Faculty Reviewer: Dr. Lindquist

References

  1. Seamon MJ, Haut ER, Van Arendonk K et. Al. Emergency Department Thoracotomy. Eastern Association for the Surgery of Trauma. J Trauma. 79(1):159–173, July 2015

  2. Brenner M,Teeter W,Hoehn M et. Al. Use of Resuscitative Endovascular Balloon Occlusion of the Aorta for Proximal Aortic Control in Patients with Severe Hemorrhage and Arrest. JAMA Surg. 2018 Feb 1;153(2):130-135.

  3. Taylor DM, Coleman M, Parker PJ. The evaluation of an abdominal aortic tourniquet for the control of pelvic and lower limb hemorrhage. Mil Med. 2013 Nov;178(11):1196-201.

  4. Douma MJ, O’Dochartaigh D, Brindley PG. Bi-manual proximal external aortic compression after major abdominal-pelvic trauma and during ambulance transfer: A simulation study. Injury. 2017 Jan; 48(1):26-31.

  5. Douma MJ, Picard C, O’Dochartaigh D, Brindley PG. Proximal External Aortic Compression for Life-Threatening Abdominal-Pelvic and Junctional Hemorrhage: An Ultrasonographic Study in Adult Volunteers.

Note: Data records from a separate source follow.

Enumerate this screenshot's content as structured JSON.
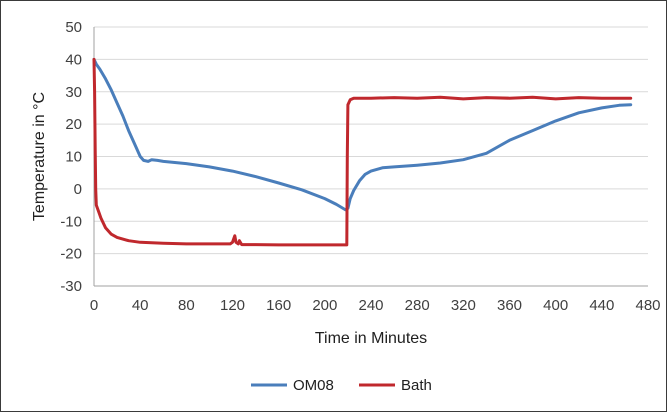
{
  "chart_data": {
    "type": "line",
    "title": "",
    "xlabel": "Time in Minutes",
    "ylabel": "Temperature in °C",
    "xlim": [
      0,
      480
    ],
    "ylim": [
      -30,
      50
    ],
    "x_ticks": [
      0,
      40,
      80,
      120,
      160,
      200,
      240,
      280,
      320,
      360,
      400,
      440,
      480
    ],
    "y_ticks": [
      -30,
      -20,
      -10,
      0,
      10,
      20,
      30,
      40,
      50
    ],
    "grid": true,
    "legend_position": "bottom",
    "series": [
      {
        "name": "OM08",
        "color": "#4a7ebb",
        "points": [
          [
            0,
            40
          ],
          [
            2,
            38.5
          ],
          [
            5,
            37
          ],
          [
            10,
            34
          ],
          [
            15,
            30.5
          ],
          [
            20,
            26.5
          ],
          [
            25,
            22.5
          ],
          [
            30,
            18
          ],
          [
            35,
            14
          ],
          [
            40,
            10
          ],
          [
            43,
            8.8
          ],
          [
            47,
            8.5
          ],
          [
            50,
            9
          ],
          [
            55,
            8.8
          ],
          [
            60,
            8.5
          ],
          [
            80,
            7.8
          ],
          [
            100,
            6.8
          ],
          [
            120,
            5.5
          ],
          [
            140,
            3.8
          ],
          [
            160,
            1.8
          ],
          [
            180,
            -0.3
          ],
          [
            200,
            -3
          ],
          [
            210,
            -4.8
          ],
          [
            218,
            -6.5
          ],
          [
            220,
            -6
          ],
          [
            222,
            -3
          ],
          [
            225,
            -0.5
          ],
          [
            230,
            2.5
          ],
          [
            235,
            4.5
          ],
          [
            240,
            5.5
          ],
          [
            250,
            6.5
          ],
          [
            260,
            6.8
          ],
          [
            280,
            7.3
          ],
          [
            300,
            8
          ],
          [
            320,
            9
          ],
          [
            340,
            11
          ],
          [
            360,
            15
          ],
          [
            380,
            18
          ],
          [
            400,
            21
          ],
          [
            420,
            23.5
          ],
          [
            440,
            25
          ],
          [
            455,
            25.8
          ],
          [
            465,
            26
          ]
        ]
      },
      {
        "name": "Bath",
        "color": "#c0282d",
        "points": [
          [
            0,
            40
          ],
          [
            0.5,
            30
          ],
          [
            1,
            12
          ],
          [
            1.5,
            0
          ],
          [
            2,
            -5
          ],
          [
            4,
            -7
          ],
          [
            6,
            -9
          ],
          [
            8,
            -10.5
          ],
          [
            10,
            -12
          ],
          [
            15,
            -14
          ],
          [
            20,
            -15
          ],
          [
            30,
            -16
          ],
          [
            40,
            -16.5
          ],
          [
            60,
            -16.8
          ],
          [
            80,
            -17
          ],
          [
            100,
            -17
          ],
          [
            118,
            -17
          ],
          [
            120,
            -16.5
          ],
          [
            122,
            -14.5
          ],
          [
            123,
            -16.5
          ],
          [
            125,
            -17
          ],
          [
            126,
            -16
          ],
          [
            128,
            -17.2
          ],
          [
            140,
            -17.2
          ],
          [
            160,
            -17.3
          ],
          [
            180,
            -17.3
          ],
          [
            200,
            -17.3
          ],
          [
            219,
            -17.3
          ],
          [
            219.5,
            10
          ],
          [
            220,
            26
          ],
          [
            222,
            27.5
          ],
          [
            225,
            28
          ],
          [
            240,
            28
          ],
          [
            260,
            28.2
          ],
          [
            280,
            28
          ],
          [
            300,
            28.3
          ],
          [
            320,
            27.8
          ],
          [
            340,
            28.2
          ],
          [
            360,
            28
          ],
          [
            380,
            28.3
          ],
          [
            400,
            27.8
          ],
          [
            420,
            28.2
          ],
          [
            440,
            28
          ],
          [
            465,
            28
          ]
        ]
      }
    ]
  }
}
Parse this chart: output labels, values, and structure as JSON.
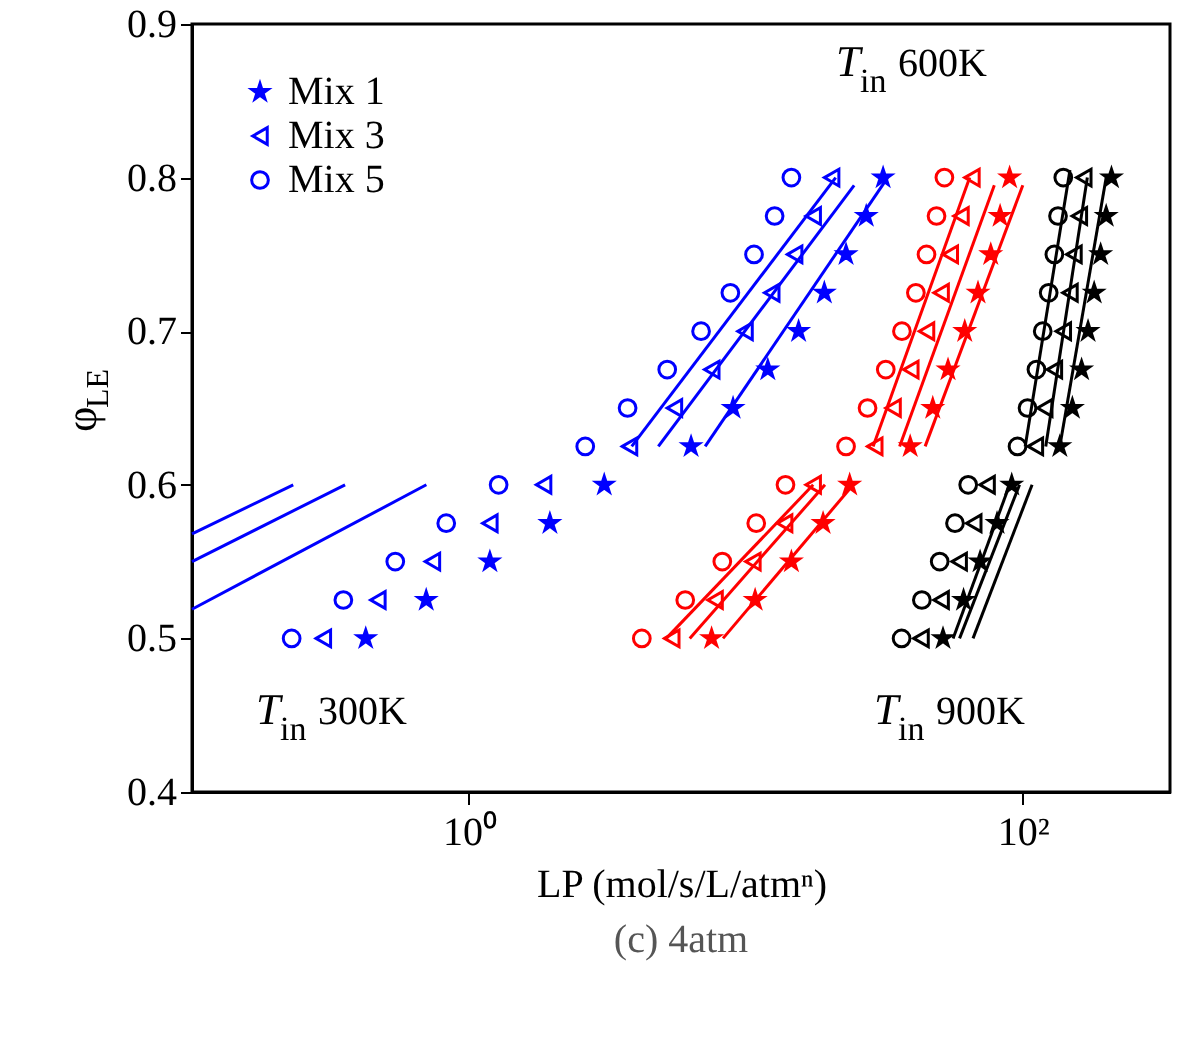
{
  "chart_data": {
    "type": "scatter",
    "title": "(c) 4atm",
    "xlabel": "LP (mol/s/L/atmⁿ)",
    "ylabel": "φ$_{LE}$",
    "xlim": [
      0.1,
      340
    ],
    "ylim": [
      0.4,
      0.9
    ],
    "xticks": [
      {
        "value": 1,
        "label": "10⁰"
      },
      {
        "value": 100,
        "label": "10²"
      }
    ],
    "yticks": [
      0.4,
      0.5,
      0.6,
      0.7,
      0.8,
      0.9
    ],
    "log": "x",
    "grid": false,
    "legend": "top left",
    "annotations": [
      "T$_{in}$ 600K",
      "T$_{in}$ 300K",
      "T$_{in}$ 900K"
    ],
    "series": [
      {
        "name": "Mix 1",
        "marker": "star",
        "color": "#0000ff",
        "x": [
          0.424,
          0.701,
          1.19,
          1.96,
          3.08,
          6.34,
          8.99,
          12.0,
          15.5,
          19.2,
          23.0,
          27.2,
          31.3
        ],
        "values": [
          0.5,
          0.525,
          0.55,
          0.575,
          0.6,
          0.625,
          0.65,
          0.675,
          0.7,
          0.725,
          0.75,
          0.775,
          0.8
        ]
      },
      {
        "name": "Mix 3",
        "marker": "triangle",
        "color": "#0000ff",
        "x": [
          0.298,
          0.469,
          0.738,
          1.19,
          1.86,
          3.8,
          5.52,
          7.53,
          9.93,
          12.4,
          15.0,
          17.5,
          20.4
        ],
        "values": [
          0.5,
          0.525,
          0.55,
          0.575,
          0.6,
          0.625,
          0.65,
          0.675,
          0.7,
          0.725,
          0.75,
          0.775,
          0.8
        ]
      },
      {
        "name": "Mix 5",
        "marker": "circle",
        "color": "#0000ff",
        "x": [
          0.229,
          0.352,
          0.542,
          0.828,
          1.28,
          2.63,
          3.74,
          5.2,
          6.89,
          8.79,
          10.7,
          12.7,
          14.6
        ],
        "values": [
          0.5,
          0.525,
          0.55,
          0.575,
          0.6,
          0.625,
          0.65,
          0.675,
          0.7,
          0.725,
          0.75,
          0.775,
          0.8
        ]
      },
      {
        "type": "scatter",
        "marker": "star",
        "color": "#ff0000",
        "x": [
          7.52,
          10.8,
          14.6,
          19.0,
          23.7,
          39.2,
          47.3,
          53.7,
          61.7,
          68.9,
          76.6,
          82.8,
          89.6
        ],
        "values": [
          0.5,
          0.525,
          0.55,
          0.575,
          0.6,
          0.625,
          0.65,
          0.675,
          0.7,
          0.725,
          0.75,
          0.775,
          0.8
        ]
      },
      {
        "type": "scatter",
        "marker": "triangle",
        "color": "#ff0000",
        "x": [
          5.4,
          7.74,
          10.6,
          13.8,
          17.5,
          29.2,
          34.0,
          39.4,
          44.9,
          50.7,
          54.7,
          59.8,
          65.5
        ],
        "values": [
          0.5,
          0.525,
          0.55,
          0.575,
          0.6,
          0.625,
          0.65,
          0.675,
          0.7,
          0.725,
          0.75,
          0.775,
          0.8
        ]
      },
      {
        "type": "scatter",
        "marker": "circle",
        "color": "#ff0000",
        "x": [
          4.21,
          6.04,
          8.22,
          10.9,
          13.9,
          23.0,
          27.5,
          32.0,
          36.6,
          41.1,
          44.9,
          48.8,
          52.1
        ],
        "values": [
          0.5,
          0.525,
          0.55,
          0.575,
          0.6,
          0.625,
          0.65,
          0.675,
          0.7,
          0.725,
          0.75,
          0.775,
          0.8
        ]
      },
      {
        "type": "scatter",
        "marker": "star",
        "color": "#000000",
        "x": [
          51.5,
          61.1,
          70.1,
          80.7,
          91.2,
          136,
          151,
          163,
          172,
          181,
          191,
          200,
          209
        ],
        "values": [
          0.5,
          0.525,
          0.55,
          0.575,
          0.6,
          0.625,
          0.65,
          0.675,
          0.7,
          0.725,
          0.75,
          0.775,
          0.8
        ]
      },
      {
        "type": "scatter",
        "marker": "triangle",
        "color": "#000000",
        "x": [
          42.9,
          50.7,
          58.9,
          66.5,
          74.3,
          111,
          120,
          130,
          140,
          148,
          153,
          160,
          166
        ],
        "values": [
          0.5,
          0.525,
          0.55,
          0.575,
          0.6,
          0.625,
          0.65,
          0.675,
          0.7,
          0.725,
          0.75,
          0.775,
          0.8
        ]
      },
      {
        "type": "scatter",
        "marker": "circle",
        "color": "#000000",
        "x": [
          36.5,
          43.2,
          50.1,
          56.9,
          63.5,
          95.7,
          104,
          112,
          118,
          124,
          130,
          134,
          140
        ],
        "values": [
          0.5,
          0.525,
          0.55,
          0.575,
          0.6,
          0.625,
          0.65,
          0.675,
          0.7,
          0.725,
          0.75,
          0.775,
          0.8
        ]
      },
      {
        "type": "line",
        "color": "#0000ff",
        "x": [
          0.1,
          0.232
        ],
        "values": [
          0.568,
          0.6
        ]
      },
      {
        "type": "line",
        "color": "#0000ff",
        "x": [
          0.1,
          0.357
        ],
        "values": [
          0.55,
          0.6
        ]
      },
      {
        "type": "line",
        "color": "#0000ff",
        "x": [
          0.1,
          0.702
        ],
        "values": [
          0.519,
          0.6
        ]
      },
      {
        "type": "line",
        "color": "#0000ff",
        "x": [
          3.87,
          21.1
        ],
        "values": [
          0.625,
          0.8
        ]
      },
      {
        "type": "line",
        "color": "#0000ff",
        "x": [
          4.83,
          24.6
        ],
        "values": [
          0.625,
          0.795
        ]
      },
      {
        "type": "line",
        "color": "#0000ff",
        "x": [
          7.13,
          32.5
        ],
        "values": [
          0.625,
          0.8
        ]
      },
      {
        "type": "line",
        "color": "#ff0000",
        "x": [
          28.8,
          64.3
        ],
        "values": [
          0.625,
          0.8
        ]
      },
      {
        "type": "line",
        "color": "#ff0000",
        "x": [
          35.9,
          78.9
        ],
        "values": [
          0.625,
          0.795
        ]
      },
      {
        "type": "line",
        "color": "#ff0000",
        "x": [
          44.4,
          100
        ],
        "values": [
          0.625,
          0.795
        ]
      },
      {
        "type": "line",
        "color": "#ff0000",
        "x": [
          5.16,
          17.5
        ],
        "values": [
          0.5,
          0.6
        ]
      },
      {
        "type": "line",
        "color": "#ff0000",
        "x": [
          6.27,
          19.3
        ],
        "values": [
          0.5,
          0.6
        ]
      },
      {
        "type": "line",
        "color": "#ff0000",
        "x": [
          8.27,
          24.4
        ],
        "values": [
          0.5,
          0.6
        ]
      },
      {
        "type": "line",
        "color": "#000000",
        "x": [
          102,
          148
        ],
        "values": [
          0.625,
          0.805
        ]
      },
      {
        "type": "line",
        "color": "#000000",
        "x": [
          121,
          171
        ],
        "values": [
          0.625,
          0.8
        ]
      },
      {
        "type": "line",
        "color": "#000000",
        "x": [
          136,
          200
        ],
        "values": [
          0.625,
          0.8
        ]
      },
      {
        "type": "line",
        "color": "#000000",
        "x": [
          56.0,
          89.6
        ],
        "values": [
          0.5,
          0.6
        ]
      },
      {
        "type": "line",
        "color": "#000000",
        "x": [
          59.1,
          97.3
        ],
        "values": [
          0.5,
          0.6
        ]
      },
      {
        "type": "line",
        "color": "#000000",
        "x": [
          66.1,
          108
        ],
        "values": [
          0.5,
          0.6
        ]
      }
    ]
  }
}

Prehosp Emerg Care. 2019 Jul-Aug;23(4):538-542.

  6. Keogh J, Tsokos N. Aortic compression in massive postpartum haemorrhage--an old but lifesaving technique. Aust N Z J Obstet Gynaecol. 1997 May;37(2):237-8.

  7. Soltan MH, Faragallah MF, Mosabah MH, Al-Adawy AR. External aortic compression device: the first aid for postpartum hemorrhage control. J Obstet Gynaecol Res. 2009 Jun;35(3):453-8.

  8. Riley DP, Burgess RW. External abdominal aortic compression: a study of a resuscitation manoeuvre for postpartum haemorrhage. Anaesth Intensive Care. 1994 Oct;22(5):571-5.

  9. Michel WB, Lachance A, Turcotte AS, Morris J. Point-of-Care Ultrasonographically Guided Proximal External Aortic Compression in the Emergency Department. Ann Emerg Med. 2019 Nov;74(5):706-710.